O coronel Carneiro de Campos, que tinha em sua embarcação rumo à Província do Mato Grosso o médico Antônio Antunes da Luz, além de outros passageiros e a tripulação, viram-se sós, desemparados, antes tão rápida e insólita prisão!

Solano Lopes estava tão certo da vitória e do sucesso que logo invadiu o sul do Mato Grosso e deixou os prisioneiros brasileiros sucumbirem à fome e aos maus-tratos.

Tais acontecimentos trágicos chegaram aos ouvidos do Imperador d. Pedro ii, que, com o seu ministério, estavam estupefatos ante tamanha ousadia e arrogância do ditador paraguaio.

O governo imperialista brasileiro devia ficar atento ao que ocorreria no sul de Mato Grosso e como deveria reagir ao aprisionamento do general Carneiro e dos outros com ele aprisionados.

O Brasil não estava preparado para uma guerra, mas os esforços ou orientações deveriam convergir primeiro para o Rio de Janeiro, onde os oficiais do Exército e da Marinha receberiam instruções e, em seguida, partiriam ao Rio Grande do Sul.

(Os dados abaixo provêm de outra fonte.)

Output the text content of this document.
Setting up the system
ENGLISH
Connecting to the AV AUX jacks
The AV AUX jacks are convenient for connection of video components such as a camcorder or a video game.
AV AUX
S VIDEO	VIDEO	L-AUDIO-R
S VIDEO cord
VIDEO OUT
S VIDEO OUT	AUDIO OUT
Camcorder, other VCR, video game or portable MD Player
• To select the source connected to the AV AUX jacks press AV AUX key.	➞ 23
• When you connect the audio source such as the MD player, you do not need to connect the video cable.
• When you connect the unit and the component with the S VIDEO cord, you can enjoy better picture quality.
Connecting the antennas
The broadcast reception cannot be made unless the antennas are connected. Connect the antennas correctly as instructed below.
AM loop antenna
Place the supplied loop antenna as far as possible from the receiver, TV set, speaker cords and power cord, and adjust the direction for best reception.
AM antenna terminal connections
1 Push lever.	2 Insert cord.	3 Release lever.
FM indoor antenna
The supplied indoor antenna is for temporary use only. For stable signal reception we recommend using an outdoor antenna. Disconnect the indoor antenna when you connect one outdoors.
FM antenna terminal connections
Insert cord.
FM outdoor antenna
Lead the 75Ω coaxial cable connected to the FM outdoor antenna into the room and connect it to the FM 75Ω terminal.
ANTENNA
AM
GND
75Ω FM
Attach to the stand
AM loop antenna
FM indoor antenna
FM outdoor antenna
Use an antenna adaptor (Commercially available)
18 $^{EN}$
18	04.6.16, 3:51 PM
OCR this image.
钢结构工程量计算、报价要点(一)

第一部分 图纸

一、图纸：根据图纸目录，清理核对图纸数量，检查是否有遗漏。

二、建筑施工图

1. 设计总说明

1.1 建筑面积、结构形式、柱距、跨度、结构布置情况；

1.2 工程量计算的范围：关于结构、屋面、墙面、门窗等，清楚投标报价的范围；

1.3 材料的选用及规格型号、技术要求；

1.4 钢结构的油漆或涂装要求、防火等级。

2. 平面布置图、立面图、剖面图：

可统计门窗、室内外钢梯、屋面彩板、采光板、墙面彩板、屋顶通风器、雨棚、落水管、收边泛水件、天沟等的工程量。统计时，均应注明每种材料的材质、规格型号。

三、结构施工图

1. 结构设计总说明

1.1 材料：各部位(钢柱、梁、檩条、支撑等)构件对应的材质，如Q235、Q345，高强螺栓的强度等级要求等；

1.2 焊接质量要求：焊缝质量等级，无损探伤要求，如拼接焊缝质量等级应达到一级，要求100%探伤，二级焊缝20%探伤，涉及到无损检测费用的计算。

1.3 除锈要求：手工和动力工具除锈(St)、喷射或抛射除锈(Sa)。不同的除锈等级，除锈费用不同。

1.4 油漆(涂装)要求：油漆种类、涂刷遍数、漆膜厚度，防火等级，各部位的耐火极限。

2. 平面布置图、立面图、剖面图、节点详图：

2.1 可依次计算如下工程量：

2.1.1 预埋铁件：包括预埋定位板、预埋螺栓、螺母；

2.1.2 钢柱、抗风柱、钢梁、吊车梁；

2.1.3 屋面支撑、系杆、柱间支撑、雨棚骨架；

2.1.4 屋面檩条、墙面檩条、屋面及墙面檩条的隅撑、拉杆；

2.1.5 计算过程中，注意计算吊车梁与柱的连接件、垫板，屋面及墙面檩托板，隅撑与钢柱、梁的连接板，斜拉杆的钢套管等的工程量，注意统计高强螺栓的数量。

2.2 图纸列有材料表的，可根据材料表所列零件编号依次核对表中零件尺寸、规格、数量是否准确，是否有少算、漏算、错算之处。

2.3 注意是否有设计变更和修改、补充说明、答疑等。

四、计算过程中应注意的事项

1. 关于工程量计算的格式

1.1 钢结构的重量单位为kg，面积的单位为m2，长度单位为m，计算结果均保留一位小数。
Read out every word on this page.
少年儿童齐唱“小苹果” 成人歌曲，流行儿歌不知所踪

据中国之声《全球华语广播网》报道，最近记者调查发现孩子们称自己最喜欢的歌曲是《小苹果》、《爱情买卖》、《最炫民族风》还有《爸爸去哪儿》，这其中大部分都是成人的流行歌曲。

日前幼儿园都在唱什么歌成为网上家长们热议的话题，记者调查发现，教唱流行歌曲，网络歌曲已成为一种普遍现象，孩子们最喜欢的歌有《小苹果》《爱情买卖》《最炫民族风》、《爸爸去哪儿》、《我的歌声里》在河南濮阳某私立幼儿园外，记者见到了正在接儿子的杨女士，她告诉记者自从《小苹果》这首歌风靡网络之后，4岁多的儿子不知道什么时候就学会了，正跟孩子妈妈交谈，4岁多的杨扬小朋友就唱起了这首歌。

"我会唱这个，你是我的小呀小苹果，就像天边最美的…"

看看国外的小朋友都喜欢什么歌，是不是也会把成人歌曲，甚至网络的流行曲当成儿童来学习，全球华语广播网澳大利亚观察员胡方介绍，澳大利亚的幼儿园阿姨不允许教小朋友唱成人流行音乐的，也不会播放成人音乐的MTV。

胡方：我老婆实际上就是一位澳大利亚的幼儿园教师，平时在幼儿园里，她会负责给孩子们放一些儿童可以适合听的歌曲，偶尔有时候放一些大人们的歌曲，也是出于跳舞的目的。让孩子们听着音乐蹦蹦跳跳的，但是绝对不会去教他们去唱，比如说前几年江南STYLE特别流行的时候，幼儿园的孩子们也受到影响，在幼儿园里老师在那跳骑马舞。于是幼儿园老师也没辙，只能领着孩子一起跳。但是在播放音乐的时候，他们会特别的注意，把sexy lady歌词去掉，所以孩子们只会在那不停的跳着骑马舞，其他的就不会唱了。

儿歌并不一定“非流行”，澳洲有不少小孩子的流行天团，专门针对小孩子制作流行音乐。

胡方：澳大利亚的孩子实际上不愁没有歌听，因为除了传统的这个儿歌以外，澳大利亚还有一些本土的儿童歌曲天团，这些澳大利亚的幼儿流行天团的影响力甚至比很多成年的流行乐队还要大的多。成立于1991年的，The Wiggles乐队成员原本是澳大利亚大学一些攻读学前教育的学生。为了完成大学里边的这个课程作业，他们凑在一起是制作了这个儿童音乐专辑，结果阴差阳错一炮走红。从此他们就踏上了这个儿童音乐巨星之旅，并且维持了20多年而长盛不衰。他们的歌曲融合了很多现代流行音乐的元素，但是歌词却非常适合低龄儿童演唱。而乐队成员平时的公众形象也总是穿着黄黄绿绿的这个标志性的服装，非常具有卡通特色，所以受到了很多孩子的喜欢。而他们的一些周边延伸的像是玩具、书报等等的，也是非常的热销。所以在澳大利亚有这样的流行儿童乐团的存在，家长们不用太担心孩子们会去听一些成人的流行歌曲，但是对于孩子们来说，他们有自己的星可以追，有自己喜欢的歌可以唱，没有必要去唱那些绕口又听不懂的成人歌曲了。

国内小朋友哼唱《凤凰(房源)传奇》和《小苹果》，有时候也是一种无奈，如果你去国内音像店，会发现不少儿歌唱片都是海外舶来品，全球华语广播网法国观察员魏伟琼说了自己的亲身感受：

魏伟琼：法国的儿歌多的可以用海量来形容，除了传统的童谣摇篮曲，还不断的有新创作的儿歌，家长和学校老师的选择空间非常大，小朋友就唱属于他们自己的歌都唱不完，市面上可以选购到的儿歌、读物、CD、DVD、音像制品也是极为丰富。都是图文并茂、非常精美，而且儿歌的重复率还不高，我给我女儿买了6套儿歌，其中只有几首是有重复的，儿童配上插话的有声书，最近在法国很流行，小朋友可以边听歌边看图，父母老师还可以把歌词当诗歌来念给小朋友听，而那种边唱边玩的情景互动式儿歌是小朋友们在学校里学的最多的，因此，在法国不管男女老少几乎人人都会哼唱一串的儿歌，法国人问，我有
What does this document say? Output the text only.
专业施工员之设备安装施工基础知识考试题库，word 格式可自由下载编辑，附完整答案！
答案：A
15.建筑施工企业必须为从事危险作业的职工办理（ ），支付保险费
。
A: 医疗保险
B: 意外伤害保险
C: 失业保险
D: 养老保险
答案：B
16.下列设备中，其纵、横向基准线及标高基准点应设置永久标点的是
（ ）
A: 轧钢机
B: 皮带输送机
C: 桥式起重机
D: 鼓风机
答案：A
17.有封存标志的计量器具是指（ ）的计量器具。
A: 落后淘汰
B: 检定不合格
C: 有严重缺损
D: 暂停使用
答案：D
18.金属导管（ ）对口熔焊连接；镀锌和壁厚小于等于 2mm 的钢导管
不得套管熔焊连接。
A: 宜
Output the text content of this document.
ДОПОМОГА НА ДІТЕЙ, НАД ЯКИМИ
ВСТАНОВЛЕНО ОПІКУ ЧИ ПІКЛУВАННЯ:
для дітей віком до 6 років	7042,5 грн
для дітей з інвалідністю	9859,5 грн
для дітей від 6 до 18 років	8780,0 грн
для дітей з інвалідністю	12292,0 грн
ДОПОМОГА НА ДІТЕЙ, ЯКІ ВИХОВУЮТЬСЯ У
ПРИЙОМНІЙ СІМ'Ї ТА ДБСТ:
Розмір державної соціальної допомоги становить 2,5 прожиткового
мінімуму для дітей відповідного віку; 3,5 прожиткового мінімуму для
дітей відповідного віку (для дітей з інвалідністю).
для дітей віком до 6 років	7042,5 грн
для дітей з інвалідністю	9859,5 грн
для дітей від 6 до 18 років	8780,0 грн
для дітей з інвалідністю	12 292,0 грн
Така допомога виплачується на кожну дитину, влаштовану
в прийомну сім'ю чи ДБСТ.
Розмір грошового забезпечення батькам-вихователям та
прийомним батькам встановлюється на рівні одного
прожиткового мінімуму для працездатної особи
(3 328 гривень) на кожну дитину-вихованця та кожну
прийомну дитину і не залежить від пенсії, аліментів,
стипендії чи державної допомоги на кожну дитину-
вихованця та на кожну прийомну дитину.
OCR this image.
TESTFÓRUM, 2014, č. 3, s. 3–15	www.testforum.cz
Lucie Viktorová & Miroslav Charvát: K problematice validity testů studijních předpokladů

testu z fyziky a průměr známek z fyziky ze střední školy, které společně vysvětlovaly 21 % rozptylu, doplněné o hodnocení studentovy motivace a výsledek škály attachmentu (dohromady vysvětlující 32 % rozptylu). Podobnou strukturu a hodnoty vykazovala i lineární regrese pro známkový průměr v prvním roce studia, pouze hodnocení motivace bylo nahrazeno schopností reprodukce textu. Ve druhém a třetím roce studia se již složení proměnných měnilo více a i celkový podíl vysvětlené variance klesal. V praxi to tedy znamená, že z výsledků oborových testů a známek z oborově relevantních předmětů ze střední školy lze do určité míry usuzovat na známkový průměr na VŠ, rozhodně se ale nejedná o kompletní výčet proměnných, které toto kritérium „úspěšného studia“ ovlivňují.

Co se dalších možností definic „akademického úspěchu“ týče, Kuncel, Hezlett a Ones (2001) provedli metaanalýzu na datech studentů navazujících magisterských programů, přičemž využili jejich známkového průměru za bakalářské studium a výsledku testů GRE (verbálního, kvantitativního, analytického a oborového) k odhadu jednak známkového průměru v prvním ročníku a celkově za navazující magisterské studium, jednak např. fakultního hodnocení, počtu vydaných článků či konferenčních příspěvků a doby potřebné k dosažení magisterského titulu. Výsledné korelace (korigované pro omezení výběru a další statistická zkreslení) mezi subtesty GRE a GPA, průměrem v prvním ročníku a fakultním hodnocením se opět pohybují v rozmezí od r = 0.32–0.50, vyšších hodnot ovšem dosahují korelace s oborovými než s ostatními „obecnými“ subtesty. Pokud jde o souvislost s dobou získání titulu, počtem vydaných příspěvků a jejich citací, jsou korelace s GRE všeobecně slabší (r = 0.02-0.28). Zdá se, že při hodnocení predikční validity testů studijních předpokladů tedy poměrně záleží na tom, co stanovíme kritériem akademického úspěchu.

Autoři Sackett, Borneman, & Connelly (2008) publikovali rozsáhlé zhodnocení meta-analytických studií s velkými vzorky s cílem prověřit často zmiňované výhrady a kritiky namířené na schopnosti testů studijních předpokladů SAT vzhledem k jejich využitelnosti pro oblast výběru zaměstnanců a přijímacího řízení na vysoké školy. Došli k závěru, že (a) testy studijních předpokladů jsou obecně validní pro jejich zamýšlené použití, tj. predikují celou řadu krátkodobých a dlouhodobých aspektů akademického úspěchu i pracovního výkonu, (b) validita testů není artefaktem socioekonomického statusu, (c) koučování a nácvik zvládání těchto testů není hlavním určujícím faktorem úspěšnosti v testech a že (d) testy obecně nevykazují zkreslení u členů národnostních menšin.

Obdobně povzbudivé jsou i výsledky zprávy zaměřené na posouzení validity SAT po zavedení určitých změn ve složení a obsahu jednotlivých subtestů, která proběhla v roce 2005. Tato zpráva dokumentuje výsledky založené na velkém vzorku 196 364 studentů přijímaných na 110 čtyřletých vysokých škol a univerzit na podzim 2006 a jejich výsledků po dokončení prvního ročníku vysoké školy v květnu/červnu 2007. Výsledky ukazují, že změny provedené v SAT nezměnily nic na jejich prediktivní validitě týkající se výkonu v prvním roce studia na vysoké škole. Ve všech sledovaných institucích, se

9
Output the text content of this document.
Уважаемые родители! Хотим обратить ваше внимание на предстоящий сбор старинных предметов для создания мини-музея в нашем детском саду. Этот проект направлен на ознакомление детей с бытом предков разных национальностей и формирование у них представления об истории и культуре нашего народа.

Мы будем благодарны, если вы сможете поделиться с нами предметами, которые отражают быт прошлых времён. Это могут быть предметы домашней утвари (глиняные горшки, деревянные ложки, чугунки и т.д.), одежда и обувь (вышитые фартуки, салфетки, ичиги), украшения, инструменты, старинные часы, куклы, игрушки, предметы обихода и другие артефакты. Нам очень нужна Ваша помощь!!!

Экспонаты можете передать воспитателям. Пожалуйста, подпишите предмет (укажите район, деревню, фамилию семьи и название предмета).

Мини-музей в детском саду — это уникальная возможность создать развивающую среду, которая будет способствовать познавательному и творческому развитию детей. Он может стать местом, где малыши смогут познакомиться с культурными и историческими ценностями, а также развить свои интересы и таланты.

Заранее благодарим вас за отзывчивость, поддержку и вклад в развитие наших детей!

Atenta por demais, Ana ouvia os boatos e procurava saber notícias certas do conflito.

Mas como? Uma viúva e na Bahia?! Como saber? Quem confiaria em mulher, viúva e baiana? Que notícias poderiam ser autênticas ou falsas? Como saber? Como filtrar? Ter certeza? Somente no conflito! Lá entre homens, soldados, paraguaios, uruguaios, argentinos… brasileiros: sobrinho, irmão, filhos; o Arthur, o Maurício, o Justiniano, o Isidoro, o Pedro. Valei-me, Nossa Senhora do Perpétuo Socorro, Anjo da Guarda! Minha família toda numa guerra e morrerão todos?!

Sobressaltada, Ana acordava no meio da noite entre latidos distantes de cães e o canto de galo alheio, banhada de suor, com as mãos no coração, afogueada. Minha Nossa Senhora, mãe de Jesus!

Acordava e, com os olhos esbugalhados, fitava amargurada a escuridão, numa tentativa de enxergar o teto do quarto e se agarrar num desespero avassalador, que a fazia levantar da cama, abrir as janelas e ficar até o amanhecer com a cabeça apoiada na travessa, na persiana de madeira, absorta, fora de si, entre um estado de tristeza profunda e imperiosa vontade de correr desatinada pelas ruas de Salvador, gritando feito louca: “Parem! Parem! A guerra cessou! Meus filhos devem voltar pra cá! Pra mim!”.

E não mais sabia se delirava ou vivenciava um estado de loucura. Não comia bem, vomitava sempre e desejava a morte, antes de receber uma notícia funesta.

E os meses avançaram, quando recebeu a visita inesperada da amiga de infância.